SUMENEP, SetaraInfo – Pengelolaan dana Bantuan Operasional Sekolah (BOS)dan dana BPOPP sebesar 6,7 miliar di SMA Negeri 2 Sumenep menjadi perhatian publik. Sejumlah pihak mempertanyakan transparansi penggunaan anggaran miliaran tahun 2025 hingga 2026 yang dinilai belum memiliki kejelasan secara terbuka.
Informasi yang beredar di tengah masyarakat menyebutkan adanya dugaan ketidaksesuaian dalam pengelolaan dana BOS, BPOPP di SMA Negeri 2 Sumenep.
Minimnya keterbukaan informasi memicu kekhawatiran publik terhadap akuntabilitas pengelolaan anggaran pendidikan. Padahal, dana BOS dan BPOPP merupakan program pemerintah yang ditujukan untuk mendukung operasional sekolah dan meningkatkan kualitas pembelajaran,dan rehabiltas sekolah juga perputakan.

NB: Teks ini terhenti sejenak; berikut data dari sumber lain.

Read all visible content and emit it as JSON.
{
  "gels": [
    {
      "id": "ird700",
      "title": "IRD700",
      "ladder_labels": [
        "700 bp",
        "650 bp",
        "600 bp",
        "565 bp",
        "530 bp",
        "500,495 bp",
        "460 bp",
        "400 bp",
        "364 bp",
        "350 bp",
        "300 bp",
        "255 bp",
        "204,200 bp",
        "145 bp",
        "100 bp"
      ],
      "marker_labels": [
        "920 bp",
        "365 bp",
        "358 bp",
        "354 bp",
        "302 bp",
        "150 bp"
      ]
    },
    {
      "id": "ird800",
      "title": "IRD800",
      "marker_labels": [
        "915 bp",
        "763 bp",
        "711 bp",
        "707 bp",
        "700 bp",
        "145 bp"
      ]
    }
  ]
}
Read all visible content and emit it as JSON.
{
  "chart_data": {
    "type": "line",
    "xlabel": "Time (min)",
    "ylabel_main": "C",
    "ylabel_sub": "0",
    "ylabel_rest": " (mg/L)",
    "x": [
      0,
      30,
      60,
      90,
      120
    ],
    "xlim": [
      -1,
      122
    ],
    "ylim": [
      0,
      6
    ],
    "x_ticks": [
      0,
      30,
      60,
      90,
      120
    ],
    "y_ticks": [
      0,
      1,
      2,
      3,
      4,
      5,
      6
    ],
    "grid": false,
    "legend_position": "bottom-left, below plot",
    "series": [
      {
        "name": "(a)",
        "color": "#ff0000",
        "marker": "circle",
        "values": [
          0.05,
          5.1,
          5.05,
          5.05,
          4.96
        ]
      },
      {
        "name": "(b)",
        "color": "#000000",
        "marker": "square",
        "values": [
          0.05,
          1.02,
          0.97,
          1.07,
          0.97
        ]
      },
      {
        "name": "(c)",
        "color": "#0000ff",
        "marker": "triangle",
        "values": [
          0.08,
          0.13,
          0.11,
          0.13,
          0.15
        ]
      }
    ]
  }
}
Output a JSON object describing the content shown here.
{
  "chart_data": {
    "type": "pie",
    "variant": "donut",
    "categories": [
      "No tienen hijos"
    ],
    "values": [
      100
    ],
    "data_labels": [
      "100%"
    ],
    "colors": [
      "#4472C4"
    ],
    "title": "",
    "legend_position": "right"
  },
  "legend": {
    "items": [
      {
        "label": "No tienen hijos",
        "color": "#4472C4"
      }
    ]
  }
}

“Jika benar terjadi penyimpangan, praktik tersebut berpotensi melanggar berbagai ketentuan hukum, termasuk Undang-Undang Nomor 20 Tahun 2003 tentang Sistem Pendidikan Nasional serta regulasi terkait pengelolaan keuangan negara,” ucap Joni, Aktivis Sumenep.

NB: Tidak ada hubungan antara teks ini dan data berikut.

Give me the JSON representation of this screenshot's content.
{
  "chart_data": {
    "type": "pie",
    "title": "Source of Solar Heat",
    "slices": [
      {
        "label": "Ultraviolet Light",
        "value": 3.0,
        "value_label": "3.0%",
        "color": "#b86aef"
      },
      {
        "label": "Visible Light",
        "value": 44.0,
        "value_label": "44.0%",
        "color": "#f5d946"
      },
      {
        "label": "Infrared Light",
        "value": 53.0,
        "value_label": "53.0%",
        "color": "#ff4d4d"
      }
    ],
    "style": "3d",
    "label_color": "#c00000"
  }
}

“Pemeliharaan gedung sekolah biasa saja tidak ada perubahan yang mencolok, gedung berubah itupun tahun kemaren dapat anggaran dari pusat, kami mendesak APH dan BPK RI mengaudit dana miliaran di SMA Negeri 2 Sumenep,” tambahnya.

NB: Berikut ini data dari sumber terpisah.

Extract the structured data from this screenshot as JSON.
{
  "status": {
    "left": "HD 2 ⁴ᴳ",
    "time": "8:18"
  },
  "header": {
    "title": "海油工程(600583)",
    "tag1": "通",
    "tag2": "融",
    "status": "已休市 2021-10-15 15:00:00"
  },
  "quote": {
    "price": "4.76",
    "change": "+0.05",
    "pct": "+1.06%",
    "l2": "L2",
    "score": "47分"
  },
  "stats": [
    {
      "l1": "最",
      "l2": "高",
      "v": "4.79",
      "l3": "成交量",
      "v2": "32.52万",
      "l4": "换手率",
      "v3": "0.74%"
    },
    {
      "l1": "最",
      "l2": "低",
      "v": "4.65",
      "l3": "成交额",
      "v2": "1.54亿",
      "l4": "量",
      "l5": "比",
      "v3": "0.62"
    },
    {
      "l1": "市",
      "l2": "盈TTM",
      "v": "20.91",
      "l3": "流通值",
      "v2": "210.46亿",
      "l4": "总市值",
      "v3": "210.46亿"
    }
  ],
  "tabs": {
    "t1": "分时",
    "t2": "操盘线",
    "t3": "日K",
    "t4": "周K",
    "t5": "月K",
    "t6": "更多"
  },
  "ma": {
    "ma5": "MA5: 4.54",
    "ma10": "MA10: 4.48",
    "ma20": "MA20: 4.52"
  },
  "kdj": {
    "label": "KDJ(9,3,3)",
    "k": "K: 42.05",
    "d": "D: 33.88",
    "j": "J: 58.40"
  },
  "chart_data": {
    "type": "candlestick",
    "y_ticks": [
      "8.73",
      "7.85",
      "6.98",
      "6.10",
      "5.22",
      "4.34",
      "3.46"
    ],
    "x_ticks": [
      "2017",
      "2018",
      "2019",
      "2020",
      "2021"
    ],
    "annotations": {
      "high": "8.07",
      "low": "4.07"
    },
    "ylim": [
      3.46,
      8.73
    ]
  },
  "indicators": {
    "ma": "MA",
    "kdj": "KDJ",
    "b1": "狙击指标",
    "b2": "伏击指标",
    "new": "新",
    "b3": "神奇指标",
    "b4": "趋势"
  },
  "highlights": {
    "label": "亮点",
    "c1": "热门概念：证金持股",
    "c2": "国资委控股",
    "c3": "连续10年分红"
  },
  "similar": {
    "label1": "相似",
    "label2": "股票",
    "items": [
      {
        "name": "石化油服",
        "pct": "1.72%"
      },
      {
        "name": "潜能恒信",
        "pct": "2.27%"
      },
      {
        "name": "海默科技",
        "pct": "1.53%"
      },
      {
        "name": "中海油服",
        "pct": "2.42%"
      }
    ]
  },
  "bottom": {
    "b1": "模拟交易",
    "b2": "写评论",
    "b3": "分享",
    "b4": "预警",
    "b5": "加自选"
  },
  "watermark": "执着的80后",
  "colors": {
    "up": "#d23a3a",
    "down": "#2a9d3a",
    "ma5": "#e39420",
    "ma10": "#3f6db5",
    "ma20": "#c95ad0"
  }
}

Selain itu, dugaan penyalahgunaan anggaran dapat mengarah pada pelanggaran Undang-Undang Nomor 31 Tahun 1999 junto Undang-Undang Nomor 20 Tahun 2001 tentang Pemberantasan Tindak Pidana Korupsi.
Sejumlah masyarakat berharap Dinas pendidikan provinsi jawa timur BPK RI serta aparat penegak hukum segera turun tangan untuk melakukan audit dan investigasi menyeluruh. Transparansi dinilai menjadi kunci penting untuk menjaga kepercayaan publik terhadap institusi pendidikan.
Media ini masih berupaya menghubungi pihak sekolah untuk meminta tanggapan resmi atas transparansi penggunaan dana BOS dan BPOPP.